There seems to be a consensus developing in certain quarters that the Leaving Cert (LC) needs a bit of an overhaul and many are making the case for the inclusion of a lot more continuous assessment (CA).
The arguments for more continuous assessment seem to include the following:
- There will be less pressure on students
- There will be less need for “rote learning”
- It will be fairer for students who are “not good at exams”.
Let’s take these one by one.
First, it is being economical with the truth to say that there will be less pressure on students in CA-rich system. With CA, students are under constant low-level pressure but pressure nonetheless. And, as long as the LC is coupled to college entry, every assignment/test/project will come with pressure because every mark will count. (And think of how this will play out with group projects!) Furthermore, my experience of CA at third level suggests that the standard deviation of CA marks tends to be lower than that of exams so even with lots of CA, the final exam is likely to be the tie-breaker. Pressure is unavoidable and if I were advocating for increased use of CA in the Leaving Cert I’d at least do a detailed study on the impact of CA on both learning and student welfare at third level.
Second, rote learning, or to put it more accurately, memorisation, is a key part of learning and exists at all levels of the education system. Learning off essays and the like seems undesirable but is it realistic (and fair) to expect anyone to rattle off a coherent, well-written essay on a completely unexpected topic, in half an hour, in the heat of an exam? No it’s not. In such a situation, memorisation is a perfectly reasonable and intelligent tactic. If people are worried about “rote learning” they ought to first think about the type of questions that are asked on LC papers and, just as importantly, about how those questions are marked.
Third, in my many years working in higher education I have encountered very few students who are “not good at exams” but very good at, say, project work, especially if that project work is cognitively demanding. Of course, the third level student population is not necessarily a representative sample of the population as a whole but as long as the LC is primarily an academic test – one that is used for entry to college – then exams seem like the fairest and most robust way of assessing students.

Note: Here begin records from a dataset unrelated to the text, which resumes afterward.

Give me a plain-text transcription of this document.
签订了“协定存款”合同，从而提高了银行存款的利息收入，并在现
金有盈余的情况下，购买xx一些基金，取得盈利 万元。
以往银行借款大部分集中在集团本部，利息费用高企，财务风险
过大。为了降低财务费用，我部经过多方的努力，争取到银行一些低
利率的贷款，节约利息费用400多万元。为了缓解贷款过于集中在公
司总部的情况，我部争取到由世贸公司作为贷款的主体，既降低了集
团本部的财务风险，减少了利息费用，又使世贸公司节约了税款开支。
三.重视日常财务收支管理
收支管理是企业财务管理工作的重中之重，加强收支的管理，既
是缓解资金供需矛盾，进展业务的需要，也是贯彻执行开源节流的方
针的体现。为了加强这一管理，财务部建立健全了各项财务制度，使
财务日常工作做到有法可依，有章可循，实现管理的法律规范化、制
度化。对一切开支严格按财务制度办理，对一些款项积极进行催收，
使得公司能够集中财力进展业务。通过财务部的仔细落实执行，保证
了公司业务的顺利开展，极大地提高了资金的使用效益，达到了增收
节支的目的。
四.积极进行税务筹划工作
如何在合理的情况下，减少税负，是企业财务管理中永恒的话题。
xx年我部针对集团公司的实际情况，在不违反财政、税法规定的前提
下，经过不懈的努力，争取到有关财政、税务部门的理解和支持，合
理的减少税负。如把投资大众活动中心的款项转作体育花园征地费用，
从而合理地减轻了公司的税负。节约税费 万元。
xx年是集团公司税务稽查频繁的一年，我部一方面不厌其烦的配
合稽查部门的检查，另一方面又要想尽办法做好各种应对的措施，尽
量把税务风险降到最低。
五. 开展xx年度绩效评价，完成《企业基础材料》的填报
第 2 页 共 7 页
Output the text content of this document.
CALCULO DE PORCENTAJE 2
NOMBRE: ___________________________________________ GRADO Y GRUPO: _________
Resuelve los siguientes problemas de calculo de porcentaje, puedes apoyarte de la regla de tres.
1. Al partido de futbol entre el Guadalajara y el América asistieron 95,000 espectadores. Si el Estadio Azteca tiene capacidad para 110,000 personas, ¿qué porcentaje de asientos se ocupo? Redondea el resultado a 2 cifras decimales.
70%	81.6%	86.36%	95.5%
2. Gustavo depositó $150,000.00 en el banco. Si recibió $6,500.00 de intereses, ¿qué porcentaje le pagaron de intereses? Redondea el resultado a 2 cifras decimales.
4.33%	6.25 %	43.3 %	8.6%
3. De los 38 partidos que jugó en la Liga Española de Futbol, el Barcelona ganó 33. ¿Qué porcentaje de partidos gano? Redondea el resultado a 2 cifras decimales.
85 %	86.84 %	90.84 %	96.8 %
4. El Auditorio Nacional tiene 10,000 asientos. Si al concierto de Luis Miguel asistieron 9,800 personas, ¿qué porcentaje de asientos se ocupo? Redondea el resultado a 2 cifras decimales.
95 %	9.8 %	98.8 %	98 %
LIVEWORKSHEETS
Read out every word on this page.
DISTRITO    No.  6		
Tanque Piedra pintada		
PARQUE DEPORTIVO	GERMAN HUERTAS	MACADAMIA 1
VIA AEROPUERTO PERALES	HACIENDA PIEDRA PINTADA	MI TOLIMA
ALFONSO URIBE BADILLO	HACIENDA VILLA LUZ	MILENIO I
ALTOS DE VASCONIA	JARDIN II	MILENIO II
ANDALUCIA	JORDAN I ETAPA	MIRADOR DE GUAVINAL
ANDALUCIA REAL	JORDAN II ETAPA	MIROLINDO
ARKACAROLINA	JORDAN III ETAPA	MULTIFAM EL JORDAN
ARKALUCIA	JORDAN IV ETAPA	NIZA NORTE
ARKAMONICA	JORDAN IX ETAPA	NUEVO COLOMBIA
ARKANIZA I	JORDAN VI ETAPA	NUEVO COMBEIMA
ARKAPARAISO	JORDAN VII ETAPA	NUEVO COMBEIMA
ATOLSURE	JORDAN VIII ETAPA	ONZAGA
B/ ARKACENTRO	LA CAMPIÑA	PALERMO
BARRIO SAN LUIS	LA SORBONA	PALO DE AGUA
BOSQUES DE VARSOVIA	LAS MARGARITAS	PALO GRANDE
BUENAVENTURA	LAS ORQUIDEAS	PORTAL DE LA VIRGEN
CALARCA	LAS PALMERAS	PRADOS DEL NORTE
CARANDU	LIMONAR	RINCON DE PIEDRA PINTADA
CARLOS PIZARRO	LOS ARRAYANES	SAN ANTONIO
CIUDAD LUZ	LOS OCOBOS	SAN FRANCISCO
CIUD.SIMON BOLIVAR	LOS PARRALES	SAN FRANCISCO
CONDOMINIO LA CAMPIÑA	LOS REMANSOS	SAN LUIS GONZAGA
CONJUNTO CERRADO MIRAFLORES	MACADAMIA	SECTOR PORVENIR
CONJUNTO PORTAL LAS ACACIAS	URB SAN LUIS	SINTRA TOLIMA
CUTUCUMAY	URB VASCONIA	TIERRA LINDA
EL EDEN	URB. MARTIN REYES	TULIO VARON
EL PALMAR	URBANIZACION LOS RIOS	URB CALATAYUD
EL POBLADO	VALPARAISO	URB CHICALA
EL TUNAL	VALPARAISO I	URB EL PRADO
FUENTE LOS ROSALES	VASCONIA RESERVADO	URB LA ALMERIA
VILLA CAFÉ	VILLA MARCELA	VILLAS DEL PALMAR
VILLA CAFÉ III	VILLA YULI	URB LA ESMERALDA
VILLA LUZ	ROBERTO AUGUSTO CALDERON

Finally, it is interesting that most proponents of increased CA are not teachers. There is one simple truth about CA and it is this: it significantly increases the workload on teachers and lecturers. It’s not just the fact that you have to design more assessments and mark them; it’s the fact that CA involves a lot of hassly stuff like having to set second-chance tests for students who for perfectly valid (and not so valid) reasons could not attend on the day of the test. Continuous assessment is, I suspect, one of the biggest sources of work-related stress in the third level sector.